Budget chair Phil Ting, a Democrat from San Francisco, was even more incensed.
“Would you agree that Secretary Diaz stood here a year ago promising to have a completely independent process?” he asked Allison, who said she recalled Diaz’s comments but could not speak to her predecessor’s intent. She took over the job after Diaz retired on Oct. 1, 2020.
She also could not explain why the wardens were inserted into what was supposed to be an independent process.
Ting continued to pepper her with questions. “Why did the department complicate the process? You’ve been with the department for how many years now? You act like you’re a new employee.”
Allison said she had been with the department for 33 or 34 years, but said she was not responsible for overseeing AIMS. She vowed to have “constant oversight” of the process.
“Every allegation will be immediately forwarded to the outside unit. They will no longer go through a screening at the local level,” she said. “That is the first and foremost correction that needs to be done.”
Jones-Sawyer said in addition to misconduct reporting, the department is also failing at discipline. He pointed to a December report from the Inspector General on the department’s delays in processing employee discipline cases.

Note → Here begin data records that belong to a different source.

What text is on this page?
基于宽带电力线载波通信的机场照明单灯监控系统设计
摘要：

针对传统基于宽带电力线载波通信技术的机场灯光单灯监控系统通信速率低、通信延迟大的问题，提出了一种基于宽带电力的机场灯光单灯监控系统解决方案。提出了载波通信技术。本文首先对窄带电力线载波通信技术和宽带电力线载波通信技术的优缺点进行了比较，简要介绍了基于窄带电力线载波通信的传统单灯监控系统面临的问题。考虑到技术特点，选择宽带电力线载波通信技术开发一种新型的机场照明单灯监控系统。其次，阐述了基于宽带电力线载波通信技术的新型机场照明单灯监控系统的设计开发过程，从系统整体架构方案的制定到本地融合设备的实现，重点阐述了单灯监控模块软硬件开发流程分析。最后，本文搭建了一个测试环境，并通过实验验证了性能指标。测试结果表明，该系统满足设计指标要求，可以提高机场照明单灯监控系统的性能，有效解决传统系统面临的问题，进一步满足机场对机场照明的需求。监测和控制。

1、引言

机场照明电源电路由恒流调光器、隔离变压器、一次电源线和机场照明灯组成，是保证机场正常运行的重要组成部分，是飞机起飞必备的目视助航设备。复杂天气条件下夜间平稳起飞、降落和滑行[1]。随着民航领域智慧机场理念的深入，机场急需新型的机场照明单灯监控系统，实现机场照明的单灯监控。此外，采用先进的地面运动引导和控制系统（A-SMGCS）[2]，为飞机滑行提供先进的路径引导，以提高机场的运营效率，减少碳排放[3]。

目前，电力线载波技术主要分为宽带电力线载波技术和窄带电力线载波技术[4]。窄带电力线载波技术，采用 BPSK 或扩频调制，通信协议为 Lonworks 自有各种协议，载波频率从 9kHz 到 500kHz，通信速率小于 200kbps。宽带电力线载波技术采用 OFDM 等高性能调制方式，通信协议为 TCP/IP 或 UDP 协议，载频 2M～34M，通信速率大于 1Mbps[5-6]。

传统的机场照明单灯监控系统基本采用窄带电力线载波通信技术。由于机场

From January through June last year, the department’s discipline delays cost taxpayers approximately $312,584. The department also settled cases despite the Inspector General recommending higher penalties.
Jones-Sawyer said he will push for the Inspector Generals’ office to receive $11 million to fund its continued oversight of the department.
“It is entirely unacceptable that in an already limited budget, CDCR has wasted over $312,000 in just six months because of delayed discipline,” he said. “But even more important, we should not be allowing individuals to get way with gross attacks on vulnerable, incarcerated populations.”